Itu terjadi pada saat yang penting dalam perkembangan embrio. Dalam waktu singkat antara pembuahan dan implantasi, sel punca embrio bersifat pluripoten, diberkahi dengan kemampuan untuk menjadi jenis sel apa pun. Ketika mereka membelah, membuat salinan persis dari diri mereka sendiri, putri mereka mewarisi sifat majemuk ini. Tetapi jika sel menumpuk terlalu banyak kerusakan DNA, mereka tidak lagi dapat bereplikasi dengan sempurna—dan embrio tidak mampu berkembang sepenuhnya. Sel-sel ini “harus mati agar sesuatu bisa maju,” kata Carol B. Ware, ahli biologi sel punca dan profesor emeritus di College of Washington yang tidak terlibat dalam penelitian ini.
Makalah baru ini adalah hasil dari analisis komputasi yang sangat besar, yang melibatkan para peneliti di Jerman, Spanyol, dan Inggris Raya, untuk lebih memahami peran retrovirus kuno dalam perkembangan embrionik awal — bagaimana mereka membahayakan, dan bagaimana mereka membantu. Itu muncul dari pekerjaan yang telah dilakukan Singh sebagai mahasiswa PhD di Max Delbrück Middle di Berlin, ketika dia mengumpulkan kumpulan knowledge dari 11 studi untuk dengan susah payah melacak sel induk embrionik individu dari pembuahan hingga implantasi.
Dia menjalankan analisis yang mengelompokkan sel berdasarkan kesamaan ekspresi gen mereka. Sebagian besar dikelompokkan menurut penanda genetik yang menentukan nasib mereka di dalam embrio yang sedang tumbuh—misalnya, jika mereka akan menjadi bagian dari ektoderm, pendahulu sel kulit dan otak, atau endoderm, yang berkembang menjadi jaringan pernapasan dan pencernaan.

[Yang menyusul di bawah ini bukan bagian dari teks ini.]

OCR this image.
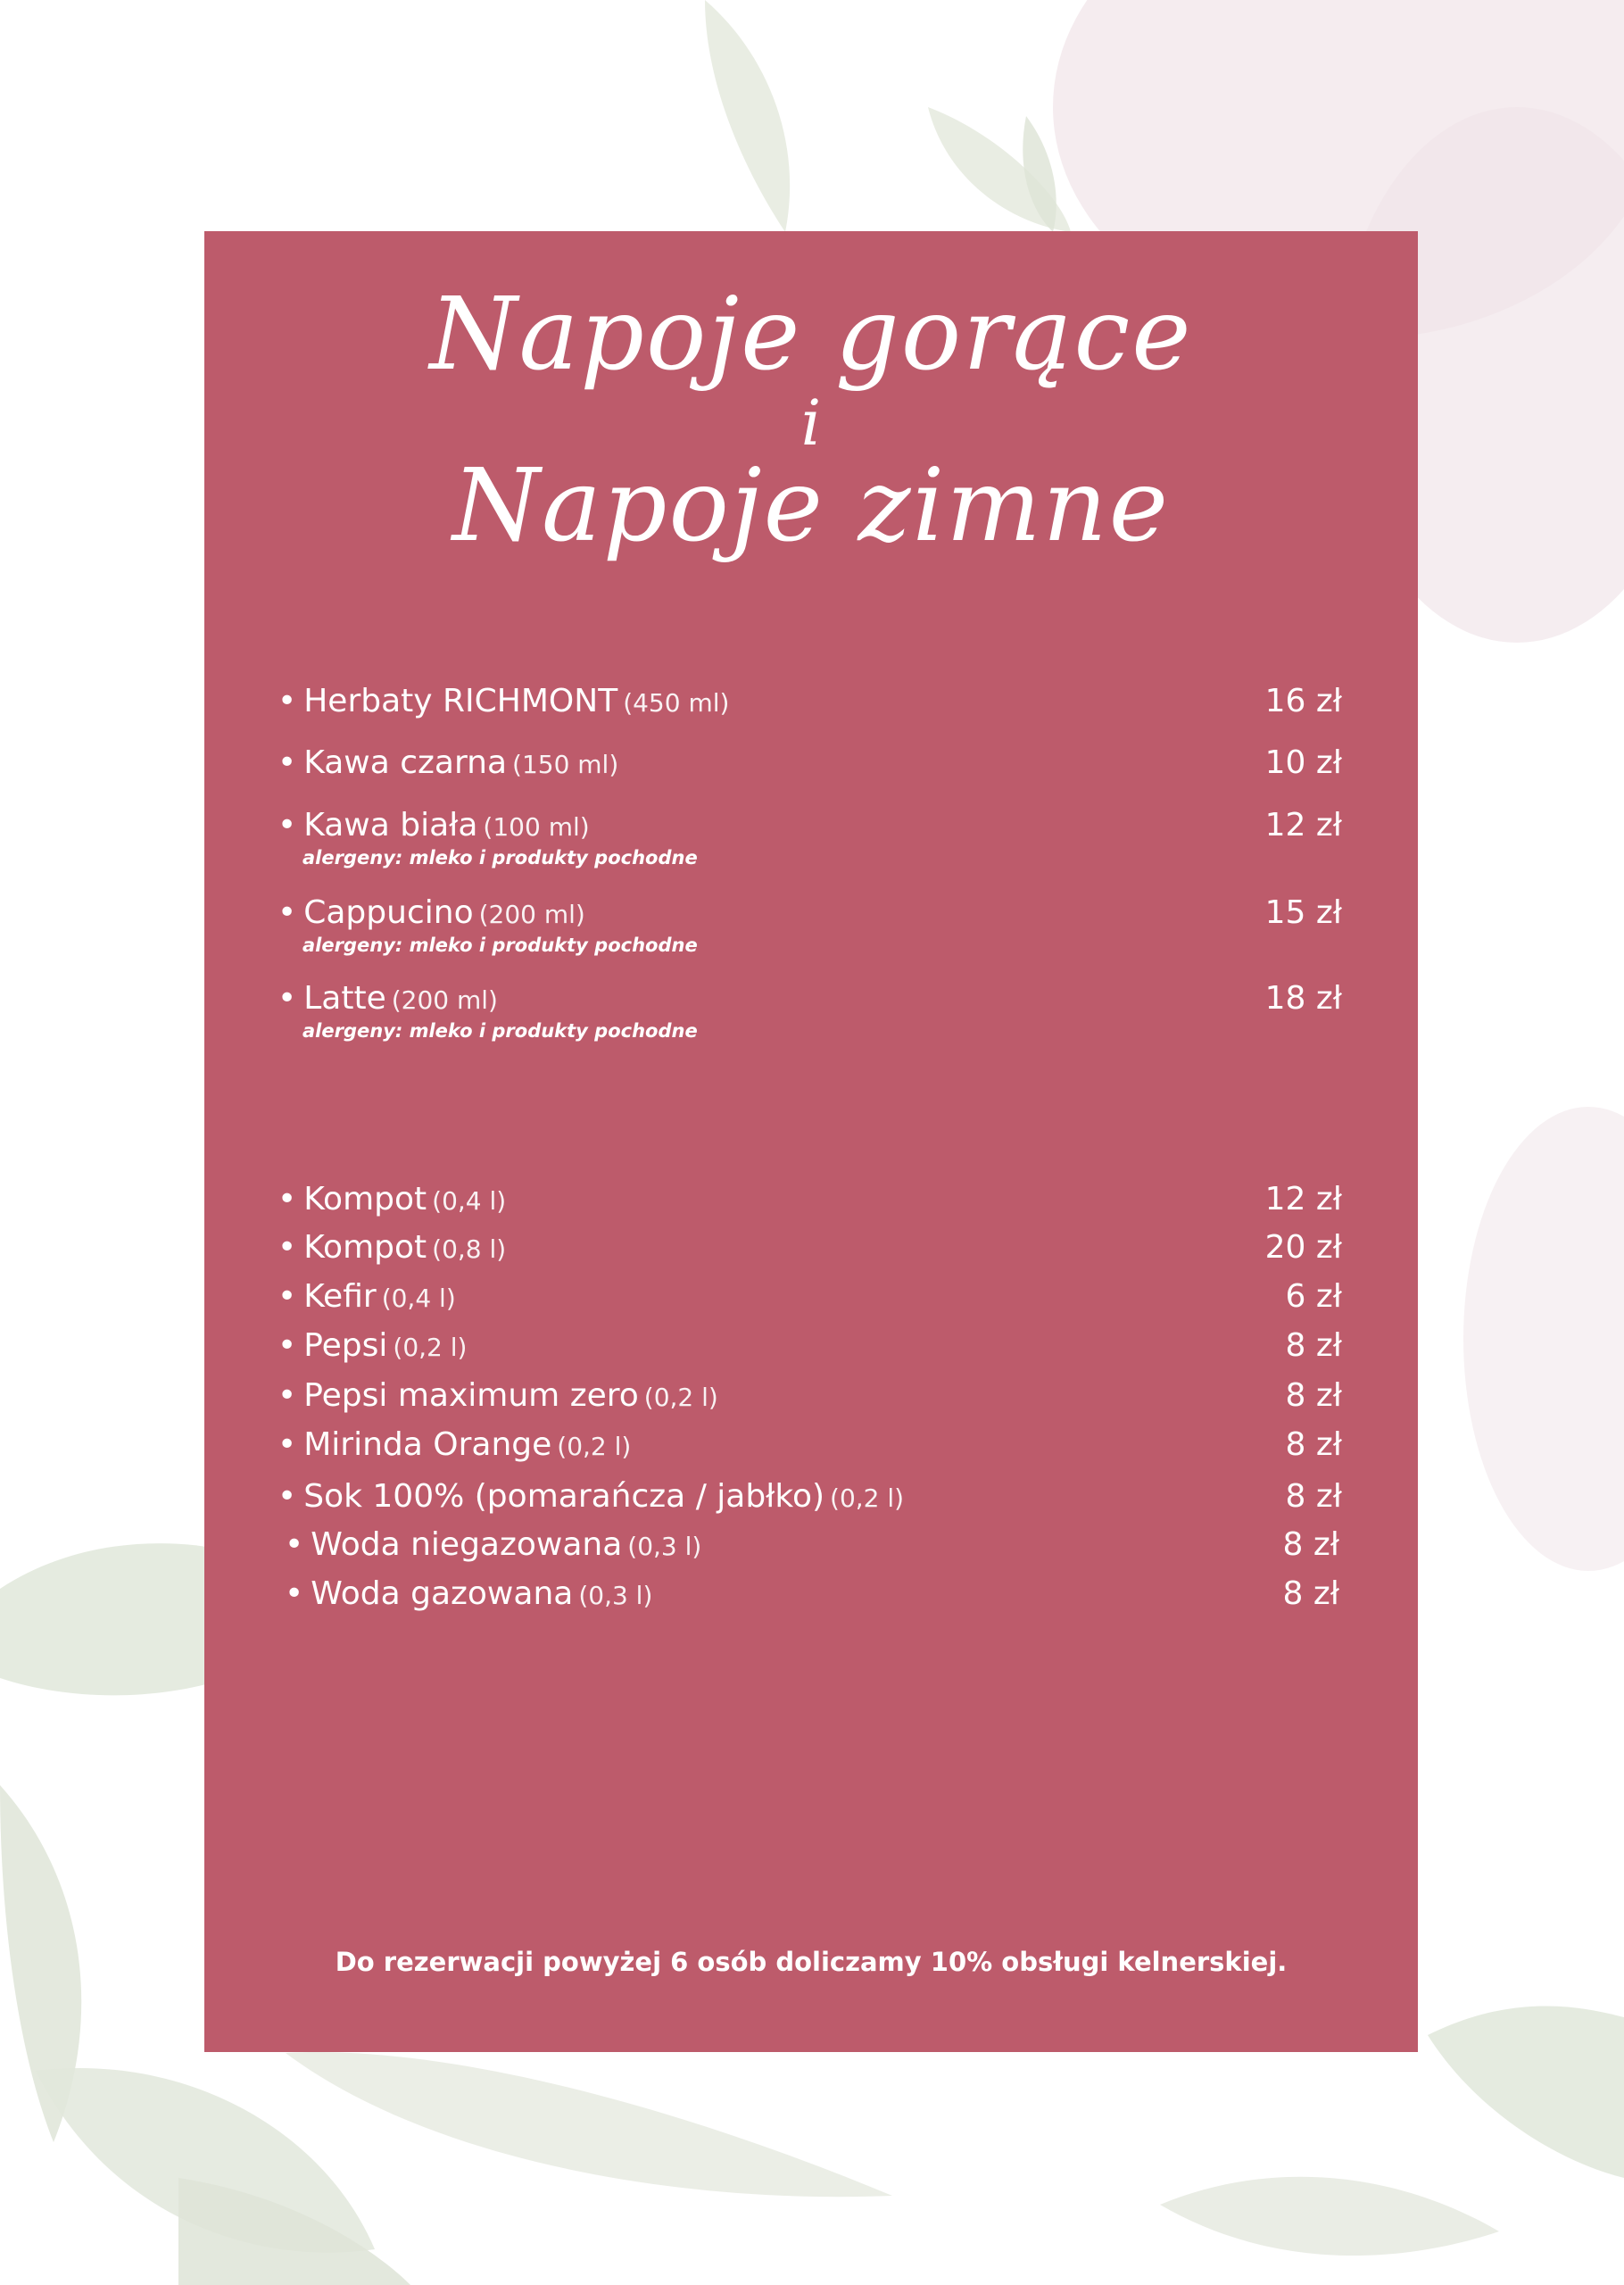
Napoje gorące
i
Napoje zimne
• Herbaty RICHMONT (450 ml)	16 zł
• Kawa czarna (150 ml)	10 zł
• Kawa biała (100 ml)
alergeny: mleko i produkty pochodne
12 zł
• Cappucino (200 ml)
alergeny: mleko i produkty pochodne
15 zł
• Latte (200 ml)
alergeny: mleko i produkty pochodne
18 zł
• Kompot (0,4 l)	12 zł
• Kompot (0,8 l)	20 zł
• Kefir (0,4 l)	6 zł
• Pepsi (0,2 l)	8 zł
• Pepsi maximum zero (0,2 l)	8 zł
• Mirinda Orange (0,2 l)	8 zł
• Sok 100% (pomarańcza / jabłko) (0,2 l)	8 zł
• Woda niegazowana (0,3 l)	8 zł
• Woda gazowana (0,3 l)	8 zł
Do rezerwacji powyżej 6 osób doliczamy 10% obsługi kelnerskiej.
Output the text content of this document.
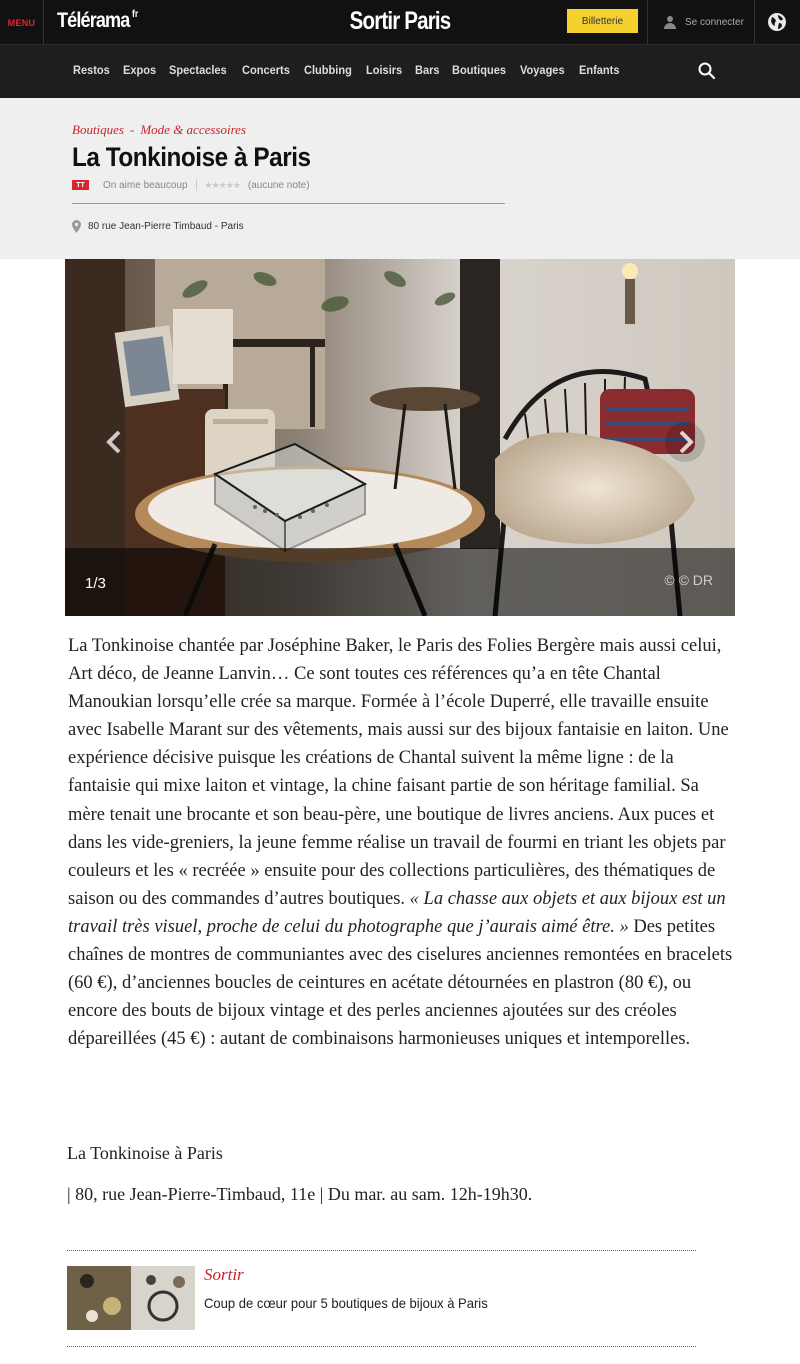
MENU	Télérama $^{fr}$	Sortir Paris	Billetterie	Se connecter
Restos Expos Spectacles Concerts Clubbing Loisirs Bars Boutiques Voyages Enfants
Boutiques - Mode & accessoires
La Tonkinoise à Paris
TT	On aime beaucoup ★★★★★ (aucune note)
80 rue Jean-Pierre Timbaud - Paris
1/3	© © DR

La Tonkinoise chantée par Joséphine Baker, le Paris des Folies Bergère mais aussi celui, Art déco, de Jeanne Lanvin… Ce sont toutes ces références qu’a en tête Chantal Manoukian lorsqu’elle crée sa marque. Formée à l’école Duperré, elle travaille ensuite avec Isabelle Marant sur des vêtements, mais aussi sur des bijoux fantaisie en laiton. Une expérience décisive puisque les créations de Chantal suivent la même ligne : de la fantaisie qui mixe laiton et vintage, la chine faisant partie de son héritage familial. Sa mère tenait une brocante et son beau-père, une boutique de livres anciens. Aux puces et dans les vide-greniers, la jeune femme réalise un travail de fourmi en triant les objets par couleurs et les « recréée » ensuite pour des collections particulières, des thématiques de saison ou des commandes d’autres boutiques. « La chasse aux objets et aux bijoux est un travail très visuel, proche de celui du photographe que j’aurais aimé être. » Des petites chaînes de montres de communiantes avec des ciselures anciennes remontées en bracelets (60 €), d’anciennes boucles de ceintures en acétate détournées en plastron (80 €), ou encore des bouts de bijoux vintage et des perles anciennes ajoutées sur des créoles dépareillées (45 €) : autant de combinaisons harmonieuses uniques et intemporelles.

La Tonkinoise à Paris
| 80, rue Jean-Pierre-Timbaud, 11e | Du mar. au sam. 12h-19h30.
Sortir
Coup de cœur pour 5 boutiques de bijoux à Paris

Tapi satu cluster tampaknya tidak ditandai untuk masa depan apa pun. Sebaliknya, sel memiliki tanda kerusakan DNA dan prekursor untuk apoptosis, mekanisme terkontrol yang digunakan tubuh untuk menyisihkan sel yang stres atau rusak. Kerusakan ini, menurut dugaan Singh, adalah kartu telepon LINE-1. Tim Singh menjuluki sel-sel yang rusak ini sebagai “REjects”, merujuk pada penyebab kematiannya: RE untuk “retroelements” seperti LINE-1, “rejected” dari embrio yang sedang tumbuh.
Pada hari kelima embrio setelah pembuahan, tim Singh menemukan, REject penghancur diri masih ada di samping sel-sel sehat yang akan mereka korbankan sendiri untuk dilindungi. Tapi sel-sel yang masih hidup mengekspresikan sesuatu yang tidak bisa dilakukan oleh REjects: HERVH. Meskipun penyerbu kuno lainnya, sebenarnya HERVH menekan LINE-1, melindungi sel-sel berpotensi majemuk dari bahaya dan memastikan bahwa mereka dapat terus membelah. “Ini semacam hubungan romantis,” kata Singh. “Retrovirus ini telah menginvasi untuk mematikan sistem, dan sekarang mereka bekerja untuk melindungi sistem dari retrovirus lain.”
Embrio berumur lima hari dikelilingi oleh lapisan luar sel yang akan segera menjadi plasenta. LINE-1 juga aktif di dalam sel-sel ini, tetapi tidak seperti REject, mereka tidak mati. Singh menduga bahwa karena plasenta hanya bertahan selama sembilan bulan, bukan seumur hidup, sel-selnya tidak bertahan cukup lama untuk merusak materi DNA.
Temuan ini “luar biasa,” kata Ware. Tapi menarik kesimpulan kuat tentang perkembangan embrio di dalam rahim berdasarkan studi laboratorium itu rumit. Sementara ekspresi LINE-1 dan HERVH tampak saling eksklusif—REjects mengekspresikan LINE-1 dan bukan HERVH, dan sebaliknya untuk sel yang bertahan hidup—para peneliti ini tidak memiliki cara untuk menemukan bukti langsung bahwa HERVH mengendalikan LINE-1, kata Cedric Feschotte, profesor biologi molekuler dan genetika di Universitas Cornell yang tidak terlibat dalam penelitian ini. Ware menambahkan bahwa juga tidak diketahui apakah REject hanyalah sampah, atau apakah mereka memiliki peran fungsional, meskipun singkat, dalam perkembangan embrio.